Dan M writes:
So there’s a window here between the A7R II and whatever the “D820” will actually be.
Let’s put it this way: if we knew the next D820 or whatever was going to be 50mp or more and had a really good EVF, then the A7R II loses some appeal. But if the next flagship Nikon doesn’t have EVF, well then things get messy and the A7RII looks to be an advantage for the next couple of years, especially for me with the Coastal Optics 60/4 on a shelf. And then there is the sensor difference you speak of....
You would think Nikon would wake up by now and go to EVF. Especially given where the whole product landscape will be in late 2016, early 2017.
DIGLLOYD: Nikon seems to be asleep at the switch. A year ago, the D810 should have been upgraded with in-body image stabilization, an EVF option, a Retina-grade rear LCD, and relaunched as the Nikon D820. Because the dynamic range of the Nikon D810 is incredible, its results at ISO 64 are untouchable by Canon or Sony and those options would quell much of the desire I have in shooting the Sony mirrorless platform. It would not solve lens size issues, but then again the Zeiss Otus family is so large and heavy that a DSLR is the best platform. Just without the hassles please!
To Dan’s point, Canon introduced the Canon 5DS R which at 50 megapixels and no better dynamic range than its predecessor hit the market with a thud and collective yawn. It’s a nice camera and I’m glad to have it over the low-res 5D Mark III, but other than more megapixels and some niceties like improved shutter, it’s same-old same-old.

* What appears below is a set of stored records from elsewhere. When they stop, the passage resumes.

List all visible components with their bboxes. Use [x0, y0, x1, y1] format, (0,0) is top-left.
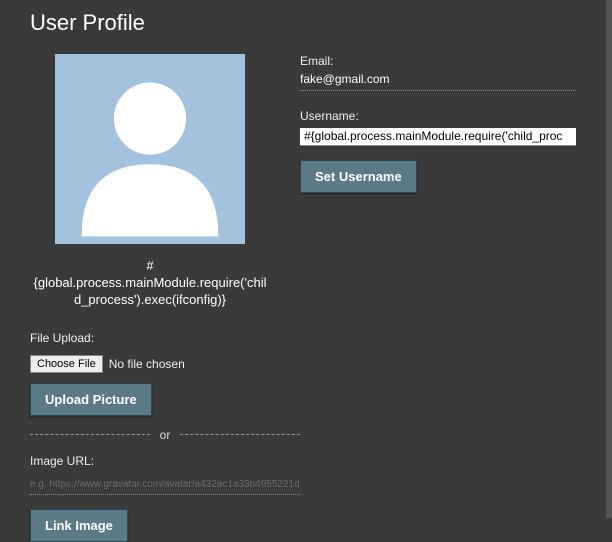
set-username-button[interactable]: Set Username: [300, 160, 417, 193]
email-label: Email:: [300, 54, 576, 68]
image-url-input[interactable]: [30, 477, 300, 495]
divider: or: [30, 428, 300, 442]
image-url-label: Image URL:: [30, 454, 576, 468]
username-label: Username:: [300, 109, 576, 123]
username-display: #{global.process.mainModule.require('chi…: [30, 258, 270, 309]
choose-file-button[interactable]: Choose File: [30, 355, 103, 373]
upload-picture-button[interactable]: Upload Picture: [30, 383, 152, 416]
email-value: fake@gmail.com: [300, 72, 576, 91]
avatar: [55, 54, 245, 244]
file-upload-label: File Upload:: [30, 331, 576, 345]
username-input[interactable]: [300, 128, 576, 146]
link-image-button[interactable]: Link Image: [30, 509, 128, 542]
person-icon: [55, 54, 245, 244]
no-file-text: No file chosen: [109, 357, 185, 371]
divider-text: or: [150, 428, 181, 442]
page-title: User Profile: [30, 10, 576, 36]
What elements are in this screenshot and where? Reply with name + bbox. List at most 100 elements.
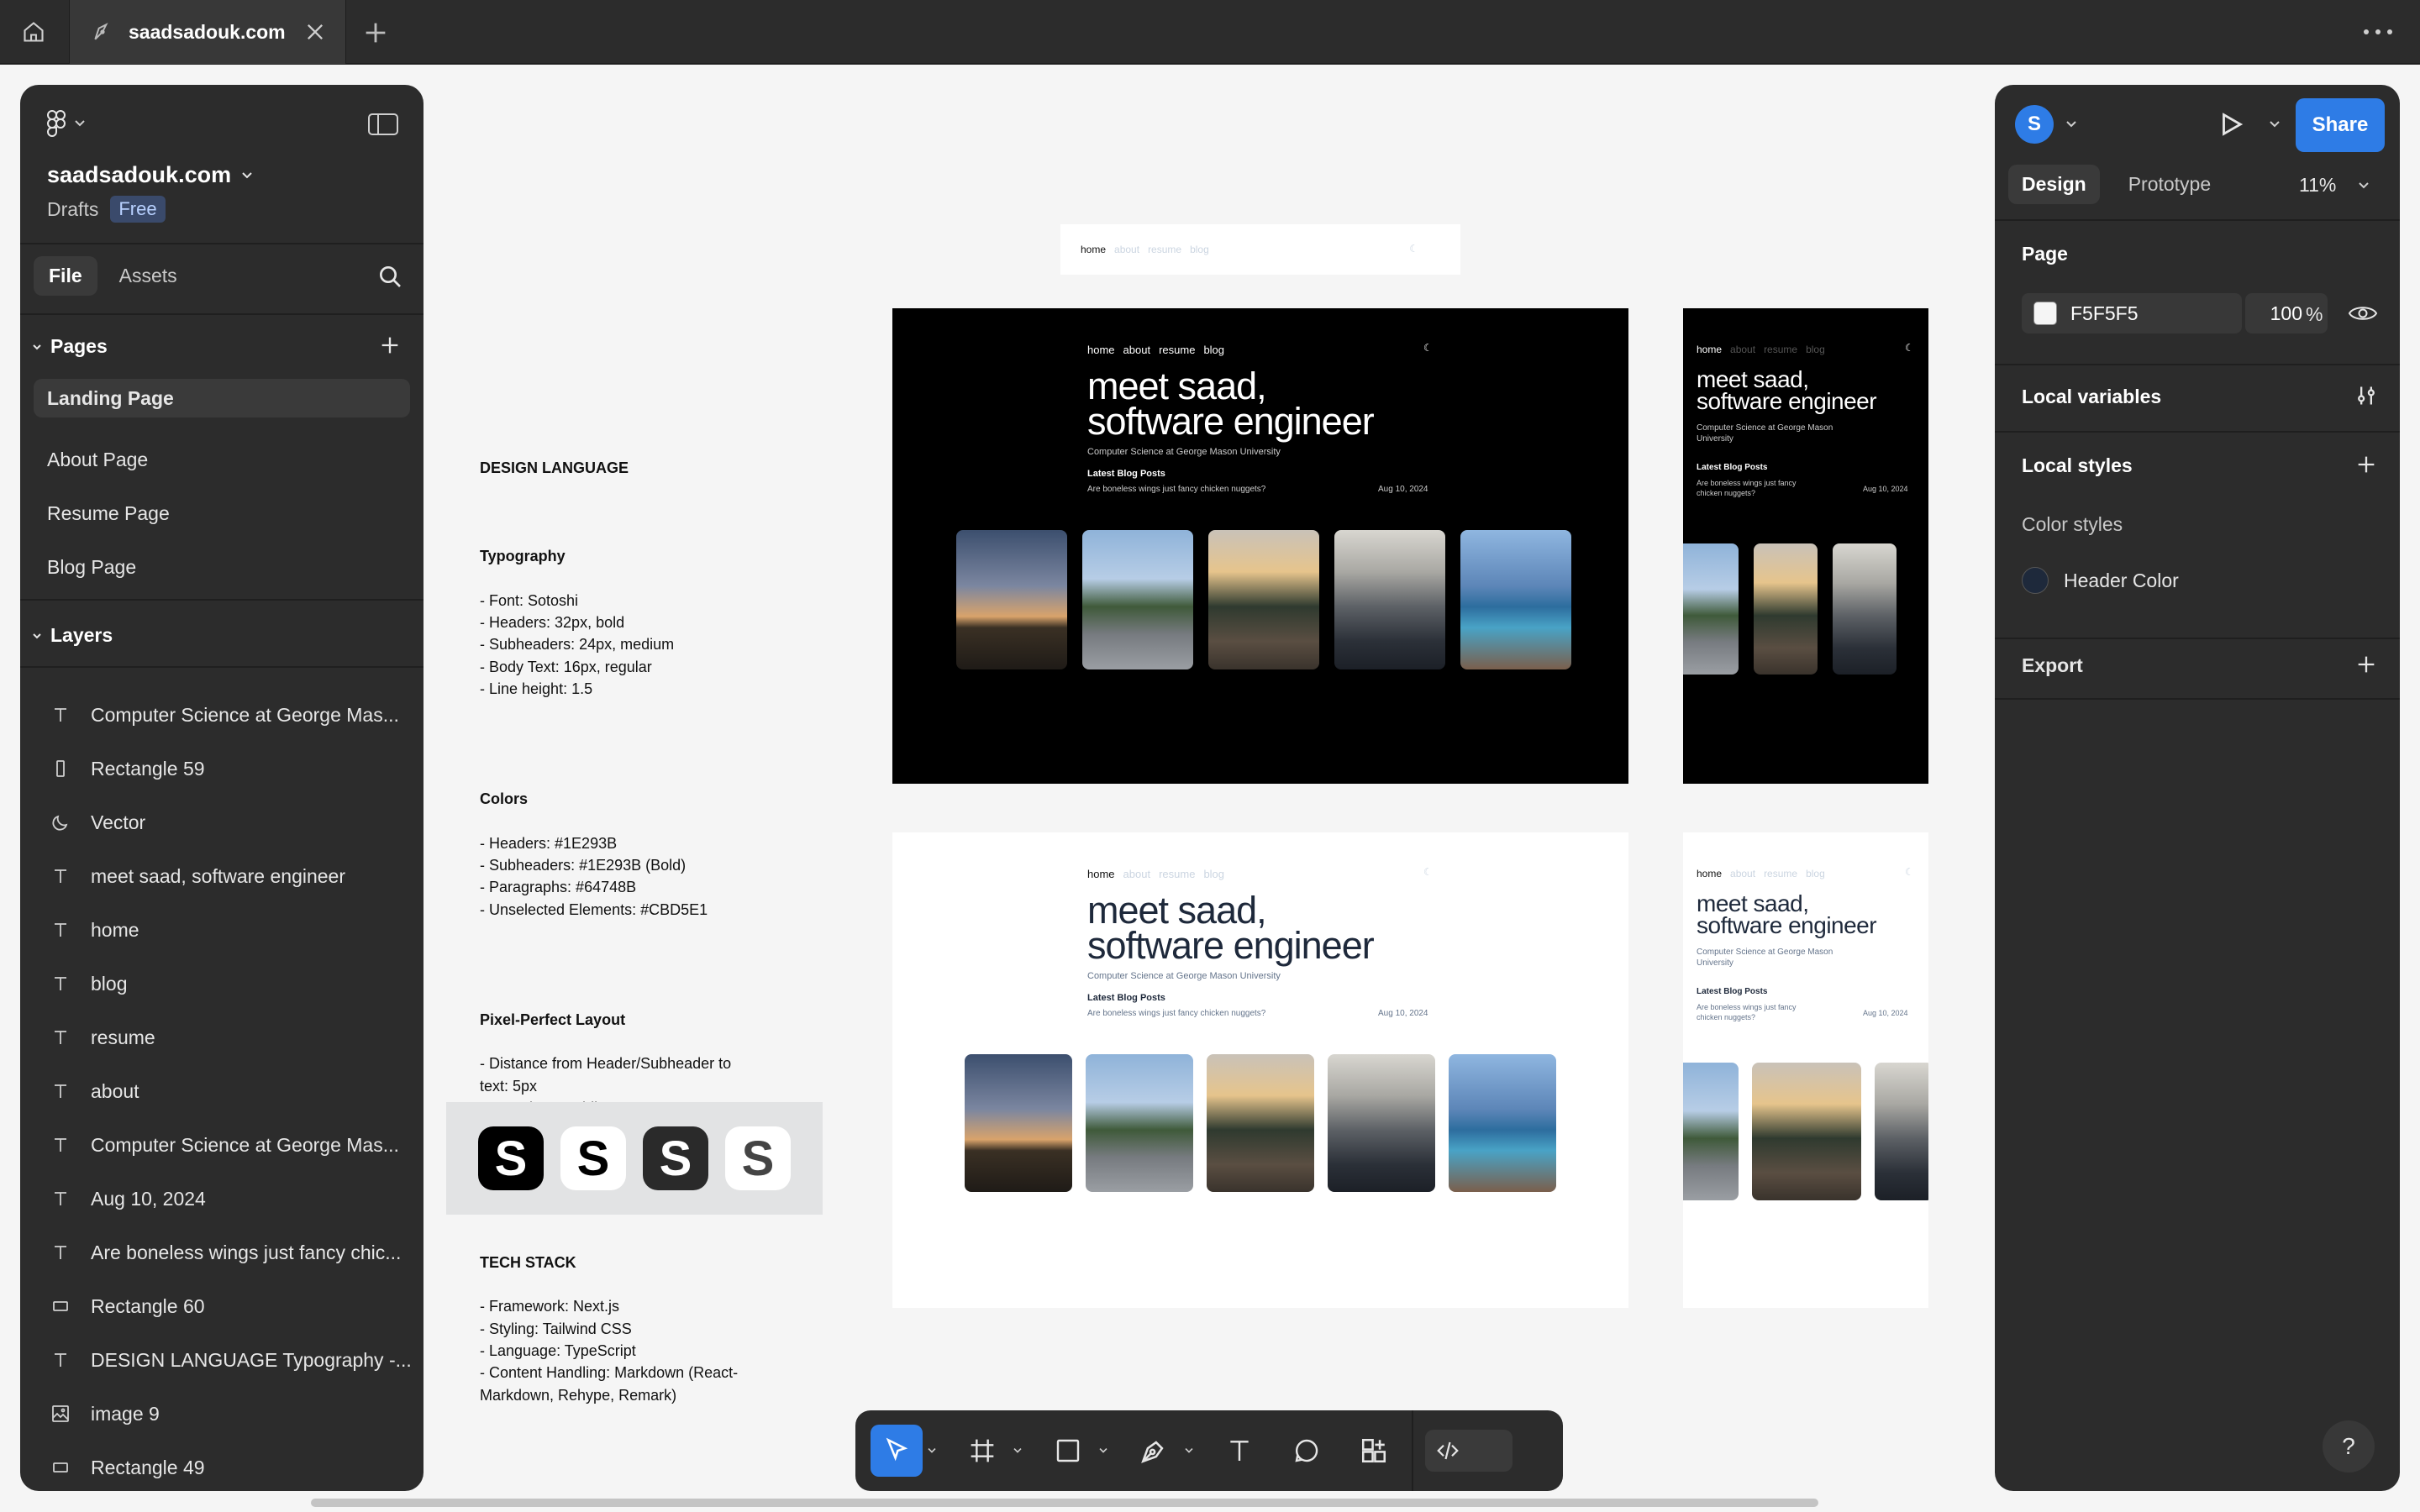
layer-item[interactable]: image 9 [20,1387,424,1441]
left-panel-tabs: File Assets [34,256,199,296]
layers-section-header[interactable]: Layers [29,624,113,647]
layer-item[interactable]: DESIGN LANGUAGE Typography -... [20,1333,424,1387]
zoom-menu[interactable]: 11% [2299,174,2370,197]
nav-resume: resume [1764,868,1798,879]
search-icon[interactable] [376,263,403,290]
text-tool[interactable] [1213,1425,1265,1477]
local-variables-title[interactable]: Local variables [2022,386,2161,408]
frame-tool[interactable] [956,1425,1008,1477]
eye-icon[interactable] [2348,302,2378,325]
divider [1995,431,2400,433]
sidebar-toggle-icon[interactable] [368,113,398,135]
page-item-about[interactable]: About Page [34,433,410,486]
horizontal-scrollbar[interactable] [311,1499,1818,1507]
photo-carousel [956,530,1586,669]
present-play-icon[interactable] [2217,110,2245,139]
chevron-down-icon[interactable] [2269,120,2281,129]
new-tab-button[interactable] [361,18,390,47]
layer-item[interactable]: Rectangle 49 [20,1441,424,1491]
layer-item[interactable]: home [20,903,424,957]
move-tool[interactable] [871,1425,923,1477]
layer-item[interactable]: blog [20,957,424,1011]
file-name-menu[interactable]: saadsadouk.com [47,162,253,188]
shape-tool-menu[interactable] [1094,1425,1113,1477]
photo-cafe [1328,1054,1435,1192]
layer-item[interactable]: Rectangle 60 [20,1279,424,1333]
layer-item[interactable]: resume [20,1011,424,1064]
tab-file[interactable]: File [34,256,97,296]
rectangle-tool[interactable] [1042,1425,1094,1477]
hero-subtitle: Computer Science at George Mason Univers… [1087,447,1281,457]
tab-assets[interactable]: Assets [104,256,192,296]
nav-blog: blog [1203,868,1225,880]
bottom-toolbar [855,1410,1563,1491]
add-style-icon[interactable] [2354,453,2378,476]
text-icon [49,1187,72,1210]
frame-nav: home about resume blog [1087,868,1233,880]
colors-block: Colors - Headers: #1E293B - Subheaders: … [480,766,833,942]
figma-file-icon [94,23,108,40]
photo-golden-palms [1752,1063,1861,1200]
avatar[interactable]: S [2015,105,2054,144]
dev-mode-toggle[interactable] [1425,1430,1512,1472]
logo-gray-square: S [643,1126,708,1190]
tab-design[interactable]: Design [2008,165,2100,204]
frame-mobile-dark[interactable]: home about resume blog ☾ meet saad, softw… [1683,308,1928,784]
post-title-line-1: Are boneless wings just fancy [1697,1003,1797,1011]
chevron-down-icon[interactable] [2065,120,2077,129]
page-item-landing[interactable]: Landing Page [34,379,410,417]
latest-posts-label: Latest Blog Posts [1697,987,1768,996]
frame-tool-menu[interactable] [1008,1425,1027,1477]
page-item-blog[interactable]: Blog Page [34,540,410,594]
drafts-link[interactable]: Drafts [47,198,98,221]
frame-desktop-light[interactable]: home about resume blog ☾ meet saad, softw… [892,832,1628,1308]
fill-opacity-value[interactable]: 100 [2270,302,2302,325]
tech-stack-title: TECH STACK [480,1253,576,1271]
layer-item[interactable]: Computer Science at George Mas... [20,688,424,742]
close-icon[interactable] [303,20,327,44]
nav-component[interactable]: home about resume blog ☾ [1060,224,1460,275]
add-page-icon[interactable] [378,333,402,357]
layer-item[interactable]: Are boneless wings just fancy chic... [20,1226,424,1279]
photo-sunset [956,530,1067,669]
move-tool-menu[interactable] [923,1425,941,1477]
color-style-swatch [2022,567,2049,594]
fill-hex-value[interactable]: F5F5F5 [2070,302,2139,325]
frame-desktop-dark[interactable]: home about resume blog ☾ meet saad, softw… [892,308,1628,784]
more-icon[interactable] [2361,22,2395,42]
design-language-text[interactable]: DESIGN LANGUAGE Typography - Font: Sotos… [480,435,833,1450]
variables-settings-icon[interactable] [2354,384,2378,407]
pen-tool[interactable] [1128,1425,1180,1477]
latest-posts-label: Latest Blog Posts [1697,463,1768,472]
add-export-icon[interactable] [2354,653,2378,676]
tab-prototype[interactable]: Prototype [2115,165,2224,204]
layer-item[interactable]: about [20,1064,424,1118]
nav-blog: blog [1190,244,1209,255]
home-button[interactable] [0,0,67,64]
nav-blog: blog [1806,344,1825,355]
main-menu-button[interactable] [47,108,97,139]
layer-item[interactable]: meet saad, software engineer [20,849,424,903]
layer-item[interactable]: Aug 10, 2024 [20,1172,424,1226]
color-style-item[interactable]: Header Color [2022,567,2179,594]
pen-tool-menu[interactable] [1180,1425,1198,1477]
page-item-resume[interactable]: Resume Page [34,486,410,540]
fill-swatch[interactable] [2033,302,2057,325]
page-section-title: Page [2022,243,2068,265]
share-button[interactable]: Share [2296,98,2385,152]
page-fill-color[interactable]: F5F5F5 [2022,293,2242,333]
layer-item[interactable]: Vector [20,795,424,849]
moon-icon: ☾ [1905,342,1914,354]
help-button[interactable]: ? [2323,1420,2375,1473]
photo-cafe [1334,530,1445,669]
logo-variants[interactable]: S S S S [446,1102,823,1215]
frame-mobile-light[interactable]: home about resume blog ☾ meet saad, softw… [1683,832,1928,1308]
layer-label: Computer Science at George Mas... [91,703,399,726]
nav-blog: blog [1806,868,1825,879]
actions-tool[interactable] [1348,1425,1400,1477]
file-tab[interactable]: saadsadouk.com [69,0,346,64]
comment-tool[interactable] [1281,1425,1333,1477]
pages-section-header[interactable]: Pages [29,335,108,358]
layer-item[interactable]: Rectangle 59 [20,742,424,795]
layer-item[interactable]: Computer Science at George Mas... [20,1118,424,1172]
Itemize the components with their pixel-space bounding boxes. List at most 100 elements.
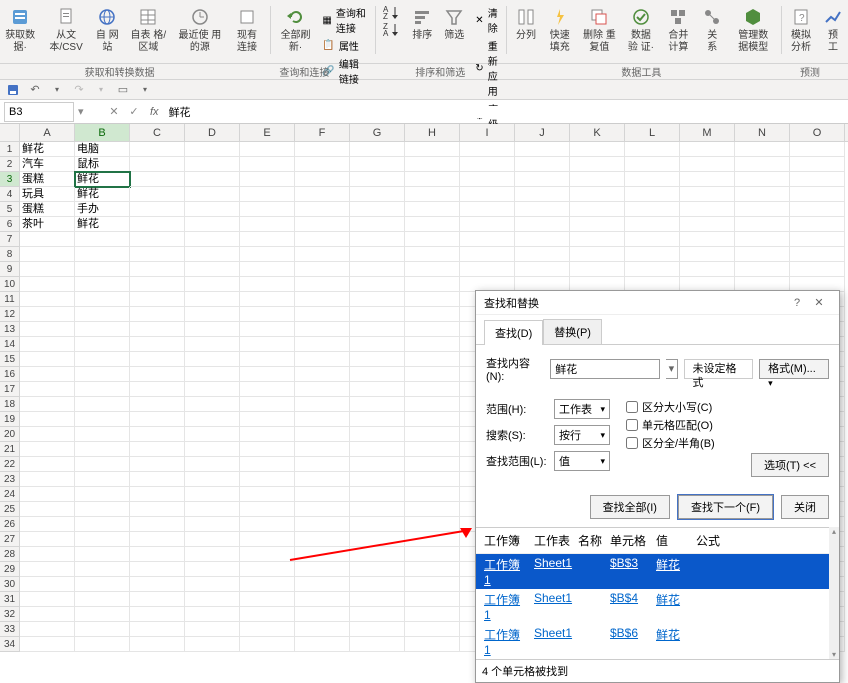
cell[interactable] (240, 262, 295, 277)
cell[interactable] (405, 262, 460, 277)
cell[interactable] (570, 247, 625, 262)
cell[interactable] (405, 142, 460, 157)
cell[interactable] (295, 202, 350, 217)
fx-icon[interactable]: fx (150, 106, 159, 118)
cell[interactable] (130, 592, 185, 607)
cell[interactable] (240, 412, 295, 427)
cell[interactable] (20, 412, 75, 427)
cell[interactable] (515, 247, 570, 262)
cell[interactable] (735, 157, 790, 172)
cell[interactable] (240, 277, 295, 292)
properties-button[interactable]: 📋属性 (318, 37, 370, 54)
cell[interactable] (735, 217, 790, 232)
undo-dropdown-icon[interactable]: ▾ (50, 83, 64, 97)
col-cell[interactable]: 单元格 (606, 530, 652, 551)
cell[interactable] (295, 157, 350, 172)
data-model-button[interactable]: 管理数 据模型 (729, 4, 777, 56)
cell[interactable] (185, 502, 240, 517)
cell[interactable] (240, 607, 295, 622)
cell[interactable] (350, 607, 405, 622)
row-header[interactable]: 31 (0, 592, 20, 607)
row-header[interactable]: 8 (0, 247, 20, 262)
cell[interactable] (295, 532, 350, 547)
cell[interactable] (735, 187, 790, 202)
cell[interactable] (240, 382, 295, 397)
column-header[interactable]: I (460, 124, 515, 141)
cell[interactable] (570, 187, 625, 202)
results-scrollbar[interactable]: ▴▾ (829, 527, 839, 659)
cell[interactable] (680, 202, 735, 217)
formula-input[interactable] (165, 106, 848, 118)
find-next-button[interactable]: 查找下一个(F) (678, 495, 773, 519)
cell[interactable] (515, 142, 570, 157)
cell[interactable] (185, 547, 240, 562)
cell[interactable] (295, 637, 350, 652)
cell[interactable] (130, 217, 185, 232)
what-if-button[interactable]: ?模拟分析 (786, 4, 816, 56)
cell[interactable] (20, 292, 75, 307)
cell[interactable] (75, 472, 130, 487)
cell[interactable] (185, 142, 240, 157)
cell[interactable] (460, 187, 515, 202)
cell[interactable] (350, 562, 405, 577)
cell[interactable] (20, 607, 75, 622)
cell[interactable] (570, 172, 625, 187)
cell[interactable] (75, 412, 130, 427)
cell[interactable] (130, 307, 185, 322)
cell[interactable] (185, 472, 240, 487)
cell[interactable] (75, 637, 130, 652)
cell[interactable] (20, 592, 75, 607)
cell[interactable] (75, 517, 130, 532)
cell[interactable] (130, 517, 185, 532)
cell[interactable] (295, 187, 350, 202)
row-header[interactable]: 1 (0, 142, 20, 157)
cell[interactable] (460, 142, 515, 157)
cell[interactable] (295, 457, 350, 472)
cell[interactable] (130, 457, 185, 472)
cell[interactable] (240, 142, 295, 157)
undo-icon[interactable]: ↶ (28, 83, 42, 97)
cell[interactable] (350, 277, 405, 292)
cell[interactable] (405, 622, 460, 637)
cell[interactable] (295, 427, 350, 442)
recent-sources-button[interactable]: 最近使 用的源 (174, 4, 226, 56)
cell[interactable] (20, 442, 75, 457)
cell[interactable] (130, 142, 185, 157)
cell[interactable] (625, 172, 680, 187)
column-header[interactable]: H (405, 124, 460, 141)
cell[interactable] (350, 577, 405, 592)
cell[interactable] (790, 187, 845, 202)
cell[interactable] (240, 232, 295, 247)
tab-find[interactable]: 查找(D) (484, 320, 543, 345)
cell[interactable] (350, 322, 405, 337)
cell[interactable] (735, 202, 790, 217)
relationships-button[interactable]: 关 系 (697, 4, 727, 56)
cell[interactable] (240, 202, 295, 217)
cell[interactable] (20, 262, 75, 277)
cell[interactable] (130, 232, 185, 247)
cell[interactable] (130, 382, 185, 397)
row-header[interactable]: 10 (0, 277, 20, 292)
cell[interactable] (405, 532, 460, 547)
cell[interactable] (130, 322, 185, 337)
cell[interactable] (20, 277, 75, 292)
get-data-button[interactable]: 获取数 据· (0, 4, 40, 56)
column-header[interactable]: J (515, 124, 570, 141)
cell[interactable] (240, 442, 295, 457)
cell[interactable] (350, 502, 405, 517)
column-header[interactable]: F (295, 124, 350, 141)
cell[interactable] (130, 442, 185, 457)
cell[interactable] (75, 427, 130, 442)
cell[interactable] (790, 217, 845, 232)
column-header[interactable]: O (790, 124, 845, 141)
cell[interactable] (295, 382, 350, 397)
cell[interactable] (185, 292, 240, 307)
cell[interactable] (20, 577, 75, 592)
cell[interactable] (185, 337, 240, 352)
existing-conn-button[interactable]: 现有 连接 (228, 4, 266, 56)
cell[interactable] (240, 592, 295, 607)
cell[interactable] (295, 307, 350, 322)
cell[interactable] (405, 187, 460, 202)
row-header[interactable]: 29 (0, 562, 20, 577)
cell[interactable] (625, 262, 680, 277)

And its dynamic range falls far short of the Nikon D810.
The DSLR still has a lot of legs in it and remains indispensible for a few more years, but what happens when sensor design with built-in focus pixels runs rings around DSLR autofocus? That day is just about here, if not already here in some respects. Then like the wedding photographer and similar crowd, the sports shooters will abandon the DSLR and go nuts for a camera that solves their worst challenge. Well, if the appropriate lenses are there, and they will be before long over most of the range. Nikon and Canon are ceding a big chunk of the market to Sony by inaction, rather than addressing specific areas that people care about.
I for one want an EVF as my #1 priority: I can’t see the rear LCD in dim light any more (presbyopia) and I’m grumpy that I have to carry a loupe just to see the rear LCD. Two years have passed since I wrote Old Geezers Need an EVF: the Rear LCD and Presbyopia are a Bad Combination For Aging Eyes, and yet CaNikon have done squat to address that fundamental usability issue for my needs. There you have it: the fundamental problem is that the CaNikon DSLRs are stuck in a time warp, oblivious to real needs (and still, incredibly, no 4K video in those hulking camera bodies). The same goes for the otherwise excellent Ricoh GR and the Sigma Merrill and Quattro point and shoots—no EVF and not even an EVF option. What are these companies thinking?
Ira K writes:
Speaking as an “old geezer” (60+ y/o), I find the larger body and lens size of the D810 far preferable for studio use than the Sony A7R. My aging hands have an easier time with the larger dials, buttons, and larger diameter lens rings. My ideal Nikon D810 update would have a larger high definition LCD, which is now my primary means of composing and focusing.
The Sony’s smaller size obviously has great appeal in other uses, and I’d love to update to an A7R II for walk around and occasional landscape work. But the lossy raw compression is the main reason I will wait for the next iteration of the camera.
An EVF for the Nikon update would also be a huge benefit, as I then could use the Nikon as a walkabout camera as well (albeit heavier option).
DIGLLOYD: I don’t know if Ira uses Zeiss Otus, but they are heavy to carry in the field. Worth the results, but quite a load with two Otii to carry around, let alone three (when and if a 3rd arrives).
As for the Sony 11+7 bit lossy compression, it may be technically possible for this to be fixed in firmware, if that is really the only issue (versus hardware pre-cooking of the raw data).
I completely agree on the dials/buttons/rings, as I’ve noted in my review on both the A7R and A7R II. My hands are relatively large, and the camera is too small. I imagine that a woman or man with smaller hands might not feel this way about the camera size, but the dials and buttons surely could be improved for all.
The Sony A7R II dials and buttons are too small (and awkwardly placed) even under favorable conditions, and in freezing temperatures with stiff fingers or with gloves on, they are awful.
The worst thing of all is that the front dial is place in an ergonomically awkward position, below the shutter button instead of above it (as with Nikon and Canon). Well, maybe that’s the second worse thing—second to the rotating dial (that . dial absolutely must be disabled to prevent inadvertant changes) around the 4-way controller;
But to Sony’s credit, the grip on the A7R II is much improved over its predecessor and at least as comfortable as my D810. I’d say: size up the camera by about 15%, put in larger and higher quality buttons and dials, and that would be a big win (and it would allow for a significantly longer lasting bettery also). A bit larger and heavier will be more usable, not less.